Il se souvint d’une partie de pêche qu’il avait faite avec son père. Il n’avait que huit ans à l’époque. Ils oscillaient tous les deux mollement dans la petite barque qui dansait sur le lac, engoncés dans leur gilets de sauvetage jusqu’au menton. Trois jours qu’ils appâtaient leurs hameçons, lançaient leurs lignes et revenaient bredouilles. Son père se confondait en excuses, comme si c’était sa faute si le lac refusait de leur offrir ses richesses. Le dernier après-midi tirait à sa fin et son père était de plus en plus désespéré. C’était lui qui avait eu cette idée, l’idée de faire cette espèce d’escapade entre hommes, comme il l’avait fait avec son propre père. Et ça faisait des mois qu’il parlait à Graham de tous ces beaux poissons qu’ils ne manqueraient pas d’attraper.

— Du saumon ? avait demandé Graham.

Son père avait secoué la tête.

— Probablement pas. Ils sont plus difficiles à trouver. Mais des truites. Plein plein de truites, tu verras.

Ils n’avaient rien emporté d’autre à manger – il était tellement sûr de lui. Alors, la veille au soir, ils avaient dîné de viande séchée et de fromage à effilocher sur la terrasse de leur cabanon, chassant les moustiques à grandes claques retentissantes, avec le crincrin des criquets en fond sonore. Ils étaient à deux doigts d’abandonner, ce dernier après-midi-là, quand, pris d’une subite inspiration, Graham avait attaché un bout de viande séchée au bout de son hameçon. Provoquant le roulis du bateau, son père s’était penché en avant, les yeux brillants.

— Ce n’est pas une mauvaise idée, avait-il commenté en imitant aussitôt son rejeton.

Graham avait été le premier à avoir une touche : une truite arc-en-ciel qui sautait et se tortillait au bout de sa ligne, tandis que son père l’aidait à la remonter. Après, ç’avait été tout seul. Son père avait attrapé trois autres truites. Et puis Graham avait pris une carpe. La lumière baissait et l’eau devenait noire autour d’eux, mais ni l’un ni l’autre ne voulaient arrêter. C’était magique, comme s’ils avaient sorti la valeur de trois jours de pêche de leurs chapeaux, une tonne de souvenirs pour tout le week-end, rien que dans cette dernière heure de jour.

Lorsqu’il avait senti cette ultime secousse, Graham avait fait vite pour remonter sa ligne. Et qu’est-ce qu’il avait trouvé au bout ? Un petit saumon tout frétillant qui scintillait dans la pénombre.

— Je crois que tu viens de me faire mentir, mon garçon, avait constaté son père avec un sourire ravi. (Il s’était rassis au fond de la barque, rayonnant, et avait agité l’emballage de viande séchée.) Comme quoi, avec le mauvais appât, on peut attraper le bon poisson.

Graham repensait à tout ça, tandis que, laissant les bateaux de pêche derrière lui, il faisait demi-tour pour couper à travers la plage en direction du bourg.
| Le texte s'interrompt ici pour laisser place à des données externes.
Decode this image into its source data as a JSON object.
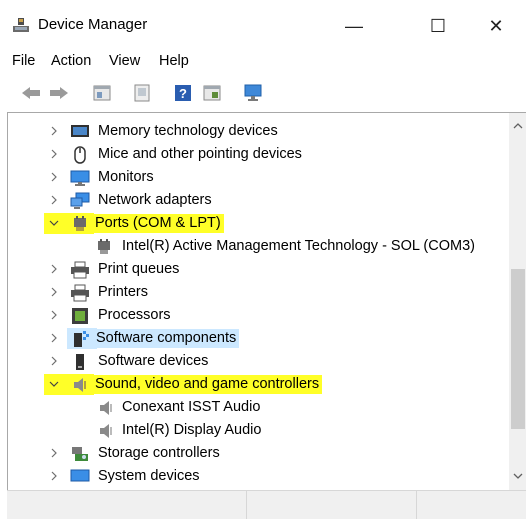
{
  "window": {
    "title": "Device Manager",
    "controls": {
      "minimize": "—",
      "maximize": "☐",
      "close": "✕"
    }
  },
  "menu": [
    "File",
    "Action",
    "View",
    "Help"
  ],
  "toolbar": [
    "back-icon",
    "forward-icon",
    "properties-icon",
    "update-driver-icon",
    "help-icon",
    "view-icon",
    "scan-hardware-icon"
  ],
  "tree": [
    {
      "label": "Memory technology devices",
      "level": 0,
      "expanded": false,
      "icon": "memory-icon",
      "highlight": ""
    },
    {
      "label": "Mice and other pointing devices",
      "level": 0,
      "expanded": false,
      "icon": "mouse-icon",
      "highlight": ""
    },
    {
      "label": "Monitors",
      "level": 0,
      "expanded": false,
      "icon": "monitor-icon",
      "highlight": ""
    },
    {
      "label": "Network adapters",
      "level": 0,
      "expanded": false,
      "icon": "network-icon",
      "highlight": ""
    },
    {
      "label": "Ports (COM & LPT)",
      "level": 0,
      "expanded": true,
      "icon": "port-icon",
      "highlight": "yellow"
    },
    {
      "label": "Intel(R) Active Management Technology - SOL (COM3)",
      "level": 1,
      "expanded": null,
      "icon": "port-icon",
      "highlight": ""
    },
    {
      "label": "Print queues",
      "level": 0,
      "expanded": false,
      "icon": "printer-icon",
      "highlight": ""
    },
    {
      "label": "Printers",
      "level": 0,
      "expanded": false,
      "icon": "printer-icon",
      "highlight": ""
    },
    {
      "label": "Processors",
      "level": 0,
      "expanded": false,
      "icon": "processor-icon",
      "highlight": ""
    },
    {
      "label": "Software components",
      "level": 0,
      "expanded": false,
      "icon": "software-component-icon",
      "highlight": "blue"
    },
    {
      "label": "Software devices",
      "level": 0,
      "expanded": false,
      "icon": "software-device-icon",
      "highlight": ""
    },
    {
      "label": "Sound, video and game controllers",
      "level": 0,
      "expanded": true,
      "icon": "speaker-icon",
      "highlight": "yellow"
    },
    {
      "label": "Conexant ISST Audio",
      "level": 1,
      "expanded": null,
      "icon": "speaker-icon",
      "highlight": ""
    },
    {
      "label": "Intel(R) Display Audio",
      "level": 1,
      "expanded": null,
      "icon": "speaker-icon",
      "highlight": ""
    },
    {
      "label": "Storage controllers",
      "level": 0,
      "expanded": false,
      "icon": "storage-icon",
      "highlight": ""
    },
    {
      "label": "System devices",
      "level": 0,
      "expanded": false,
      "icon": "system-icon",
      "highlight": ""
    }
  ],
  "colors": {
    "highlight_yellow": "#ffff28",
    "highlight_blue": "#cce8ff",
    "chevron": "#6e6e6e"
  }
}
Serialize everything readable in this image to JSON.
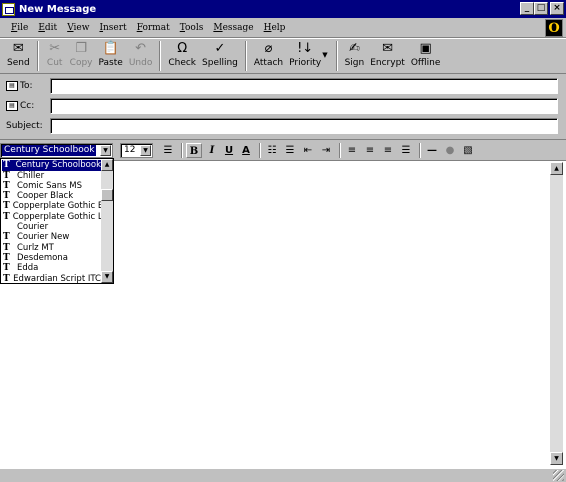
{
  "window": {
    "title": "New Message",
    "minimize": "_",
    "maximize": "□",
    "close": "×"
  },
  "menu": {
    "items": [
      "File",
      "Edit",
      "View",
      "Insert",
      "Format",
      "Tools",
      "Message",
      "Help"
    ],
    "logo": "O"
  },
  "toolbar": {
    "send": "Send",
    "cut": "Cut",
    "copy": "Copy",
    "paste": "Paste",
    "undo": "Undo",
    "check": "Check",
    "spelling": "Spelling",
    "attach": "Attach",
    "priority": "Priority",
    "sign": "Sign",
    "encrypt": "Encrypt",
    "offline": "Offline"
  },
  "address": {
    "to_label": "To:",
    "cc_label": "Cc:",
    "subject_label": "Subject:",
    "to_value": "",
    "cc_value": "",
    "subject_value": ""
  },
  "format": {
    "font_selected": "Century Schoolbook",
    "size_selected": "12",
    "bold": "B",
    "italic": "I",
    "underline": "U",
    "color": "A"
  },
  "font_list": {
    "items": [
      "Century Schoolbook",
      "Chiller",
      "Comic Sans MS",
      "Cooper Black",
      "Copperplate Gothic Bo",
      "Copperplate Gothic Lig",
      "Courier",
      "Courier New",
      "Curlz MT",
      "Desdemona",
      "Edda",
      "Edwardian Script ITC"
    ],
    "truetype": [
      true,
      true,
      true,
      true,
      true,
      true,
      false,
      true,
      true,
      true,
      true,
      true
    ],
    "tt_glyph": "T"
  },
  "colors": {
    "title_bar": "#000080",
    "face": "#c0c0c0",
    "selection": "#000080"
  }
}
Peut-être que c’était ce qui se passait avec Ellie ? Il avait lancé son mail à travers le vaste monde pour attraper une truite et, en fait, il avait pêché un saumon. Il ne put réprimer un sourire, quoiqu’il ait soupçonné qu’une fille comme Ellie n’aurait peut-être pas apprécié d’être comparée à un poisson.

Il lissa le devant de sa chemise en passant devant les camions-loges de l’équipe, sombres et silencieux à cette heure. Ils avaient déjà tourné quelques scènes en studio à L.A., mais il y avait quelque chose d’exaltant à l’idée de tourner en décor naturel – surtout dans un endroit pareil – et, malgré lui, il s’était laissé gagner par l’excitation. Il faut dire aussi qu’il avait passé ces deux dernières années à incarner le même personnage et à travailler avec les mêmes acteurs. Alors, évidemment, ça faisait du bien de changer un peu. Un nouveau metteur en scène, un nouveau scénario, une nouvelle partenaire… ça aidait. Ça lui permettait de se rappeler pourquoi il prenait un tel plaisir à jouer. C’était le défi que ça représentait qui le grisait : se trouver parachuté dans la vie de quelqu’un d’autre comme un touriste et être obligé de se débrouiller pour trouver son chemin au feeling.

Le Casier à Homard n’était pas très loin de la plage. Graham l’apercevait déjà au bout de la rue. Il était sept heures et demie passées, Ellie devait donc être arrivée. À l’extérieur, une poignée de photographes l’attendaient. Ils avaient beau essayer de se fondre dans la masse, leurs fringues noires les trahissaient. Quelques motos étaient garées à proximité. Graham avait plus d’une fois eu l’occasion de se faire prendre en chasse par plusieurs de ces bêtes de course, alors qu’il tentait de se faufiler discrètement hors d’un restaurant ou d’une boîte de nuit. Il y avait quelque chose d’absurde dans ces poursuites haletantes et, même s’il comprenait qu’ils étaient bien obligés de travailler, comme tout le monde, il ne pouvait pas respecter la manière qu’ils avaient d’exercer leur métier et, encore moins, ceux qui se jetaient sur les images qu’ils volaient.

Le fait est qu’il ne valait pas cette peine. Ni celle que tous ces mecs se donnaient pour faire leur reportage, ni celle de le lire. Il était juste un ado de dix-sept ans, un peu plus mignon que la moyenne, auquel il arrivait d’inviter une jolie fille à dîner et qui s’en tirait plutôt bien devant une caméra, mais qui passait surtout la majeure partie de son temps enfermé chez lui avec son cochon domestique.

À son approche, les photographes commencèrent à pointer leurs objectifs et à crier son nom. Comme ils s’agglutinaient autour de lui, il rentra la tête dans les épaules. Ils étaient moins nombreux que tout à l’heure : quatre ou cinq, pas plus. Les autres avaient sans doute été assez malins pour préférer aller dîner, se caler devant la télé de leur chambre d’hôtel, ou passer un coup de fil à leur petite amie. Mais ceux qui s’étaient entêtés à rester dehors le mitraillaient comme des dingues, l’éblouissant de flashes sous un feu roulant de questions, toujours plus indiscrètes, toujours plus insistantes.

— C’est qui, cette fille, Graham ? lui demanda l’un d’eux (une armoire à glace avec un diamant à l’oreille et un crâne si blanc et si bien rasé que la lumière du crépuscule parvenait encore à se refléter dedans). C’est la première fois que tu la vois ? Et Olivia, qu’est-ce qu’elle en pense ? C’est du sérieux, vous deux ?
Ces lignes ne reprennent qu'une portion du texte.